Random sampling processes could become very sophisticated. One of such examples is a stratified random sampling method developed by the Department of Social and Health Services (DSHS) to audit hospital Medicaid claims. This method is described in a paper "Analysis of the Regression Estimator
and its Implementation by DSHS"( http://www.hca.wa.gov/documents/rfp/recovery_audit/exhibit_b.pdf)
Hospitals provide services for patients who are covered by Medicaid and then file claims to the states to get the payment. State governments want to perform post-payment reviews to make sure that they do not overpay hospitals. Because the size of claims from a hospital could be very large, only a randomly sampled claims will be audited.
The claims of highest 25 amounts are always reviewed. For the remaining claims, the process first divides them into many buckets, or strata, based on their claim amount. Random sampling will be performed for each stratum. The higher the variance in claim amount in a stratum, the more samples will be drawn from it. Please notice that the sample size is NOT proportional to the population size in the stratum.

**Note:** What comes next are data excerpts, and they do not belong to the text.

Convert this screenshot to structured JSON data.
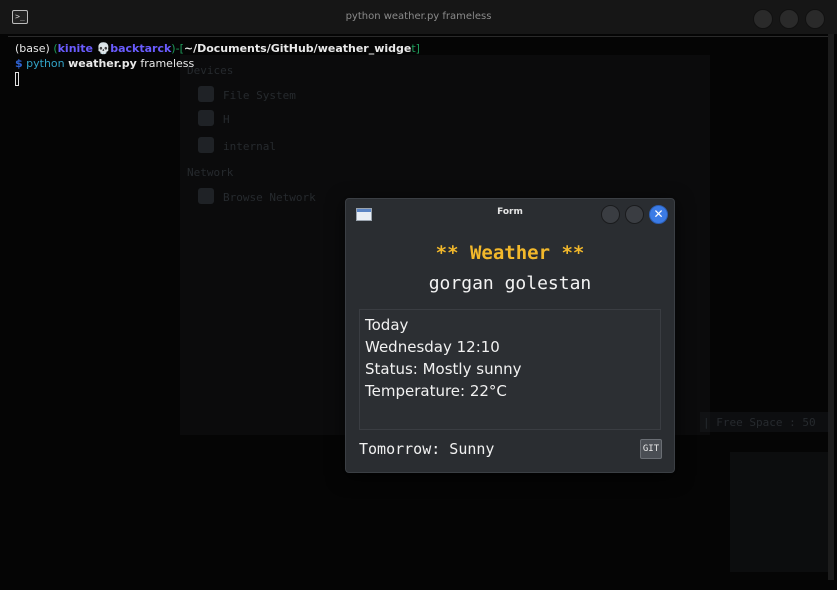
{
  "terminal": {
    "title": "python weather.py frameless",
    "prompt": {
      "env": "(base)",
      "user_open": "(",
      "user": "kinite",
      "skull": "💀",
      "host": "backtarck",
      "user_close": ")",
      "dash": "-[",
      "path": "~/Documents/GitHub/weather_widge",
      "path_close": "t]"
    },
    "command": {
      "dollar": "$",
      "program": "python",
      "script": "weather.py",
      "arg": "frameless"
    }
  },
  "background_file_manager": {
    "section_devices": "Devices",
    "item_file_system": "File System",
    "item_h": "H",
    "item_internal": "internal",
    "section_network": "Network",
    "item_browse_network": "Browse Network",
    "free_space": "| Free Space : 50"
  },
  "form": {
    "title": "Form",
    "close_glyph": "✕",
    "heading": "** Weather **",
    "city": "gorgan golestan",
    "today": {
      "label": "Today",
      "datetime": "Wednesday 12:10",
      "status": "Status: Mostly sunny",
      "temperature": "Temperature: 22°C"
    },
    "tomorrow": "Tomorrow: Sunny",
    "git_label": "GIT"
  },
  "colors": {
    "heading": "#f2b82b",
    "close_button": "#3b7be6",
    "prompt_user": "#6a5cff",
    "prompt_path": "#ffffff",
    "command": "#32a3c7"
  }
}
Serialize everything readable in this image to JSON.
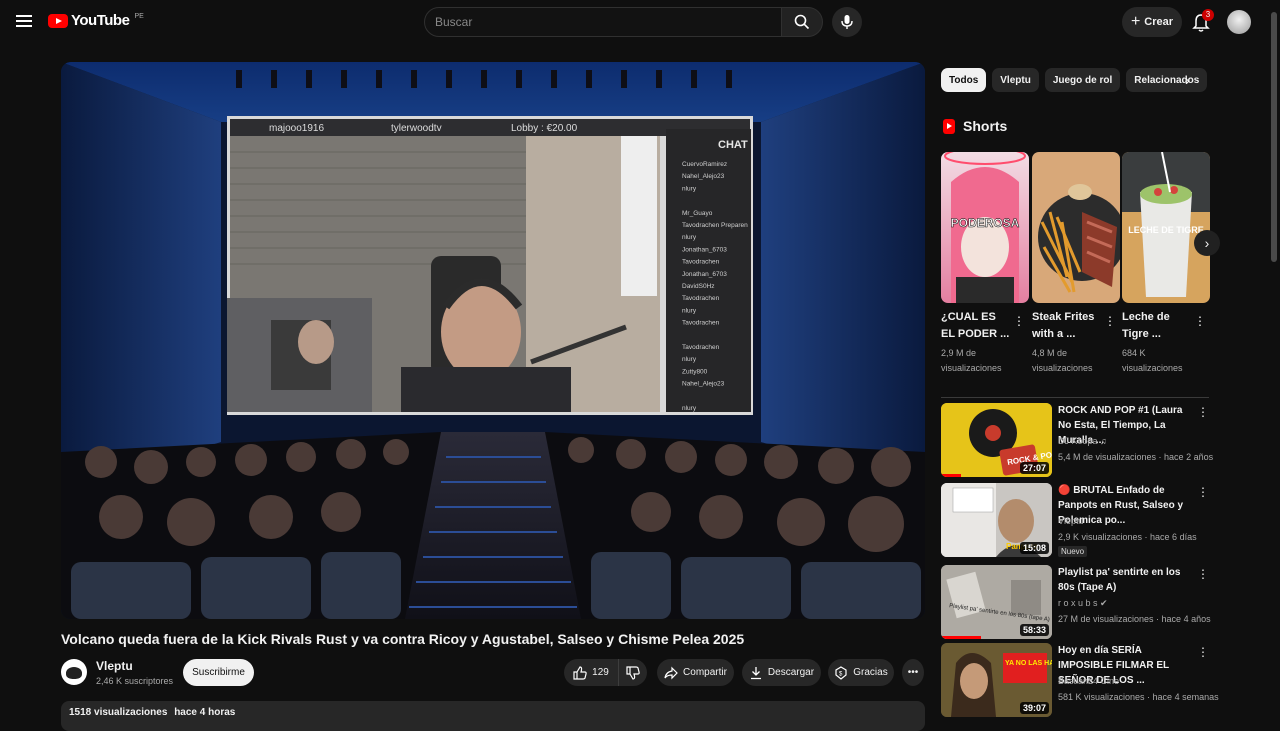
{
  "topbar": {
    "logo_text": "YouTube",
    "country_code": "PE",
    "search_placeholder": "Buscar",
    "create_label": "Crear",
    "notification_count": "3"
  },
  "player": {
    "overlay_texts": {
      "left_name": "majooo1916",
      "center_name": "tylerwoodtv",
      "lobby": "Lobby : €20.00",
      "chat_header": "CHAT"
    },
    "chat_names": [
      "CuervoRamirez",
      "Nahel_Alejo23",
      "nlury",
      "",
      "Mr_Guayo",
      "Tavodrachen Preparen",
      "nlury",
      "Jonathan_6703",
      "Tavodrachen",
      "Jonathan_6703",
      "DavidS0Hz",
      "Tavodrachen",
      "nlury",
      "Tavodrachen",
      "",
      "Tavodrachen",
      "nlury",
      "Zutty800",
      "Nahel_Alejo23",
      "",
      "nlury"
    ]
  },
  "video": {
    "title": "Volcano queda fuera de la Kick Rivals Rust y va contra Ricoy y Agustabel, Salseo y Chisme Pelea 2025",
    "channel_name": "Vleptu",
    "subscribers": "2,46 K suscriptores",
    "subscribe_label": "Suscribirme",
    "likes": "129",
    "share_label": "Compartir",
    "download_label": "Descargar",
    "thanks_label": "Gracias",
    "views": "1518 visualizaciones",
    "time_ago": "hace 4 horas"
  },
  "chips": [
    "Todos",
    "Vleptu",
    "Juego de rol",
    "Relacionados"
  ],
  "shorts": {
    "heading": "Shorts",
    "items": [
      {
        "title": "¿CUAL ES EL PODER ...",
        "views": "2,9 M de visualizaciones",
        "overlay": "PODEROSA"
      },
      {
        "title": "Steak Frites with a ...",
        "views": "4,8 M de visualizaciones",
        "overlay": ""
      },
      {
        "title": "Leche de Tigre ...",
        "views": "684 K visualizaciones",
        "overlay": "LECHE DE TIGRE"
      }
    ]
  },
  "recommendations": [
    {
      "title": "ROCK AND POP #1 (Laura No Esta, El Tiempo, La Muralla ...",
      "channel": "DJ Koopa ♫",
      "meta": "5,4 M de visualizaciones · hace 2 años",
      "duration": "27:07",
      "badge": "",
      "thumb_text": "ROCK & POP"
    },
    {
      "title": "🔴 BRUTAL Enfado de Panpots en Rust, Salseo y Polemica po...",
      "channel": "Vleptu",
      "meta": "2,9 K visualizaciones · hace 6 días",
      "duration": "15:08",
      "badge": "Nuevo",
      "thumb_text": "Panpots"
    },
    {
      "title": "Playlist pa' sentirte en los 80s (Tape A)",
      "channel": "r o x u b s ✔",
      "meta": "27 M de visualizaciones · hace 4 años",
      "duration": "58:33",
      "badge": "",
      "thumb_text": "Playlist pa' sentirte en los 80s (tape A)"
    },
    {
      "title": "Hoy en día SERÍA IMPOSIBLE FILMAR EL SEÑOR DE LOS ...",
      "channel": "Bastian24 Cine",
      "meta": "581 K visualizaciones · hace 4 semanas",
      "duration": "39:07",
      "badge": "",
      "thumb_text": "YA NO LAS HACEN ASÍ"
    }
  ]
}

The most common ways to implement the above methodology are probably using SAS or SQL. I have seen the SAS version of it. I also implemented two SQL versions. One SQL version strictly follows the steps in the SAS package. Another SQL version uses Oracle analytic functions heavily that results in 75% reduction in the volume of code. These analytic functions include row_number() over(), width_bucket () , sum() over(), count() over(), etc.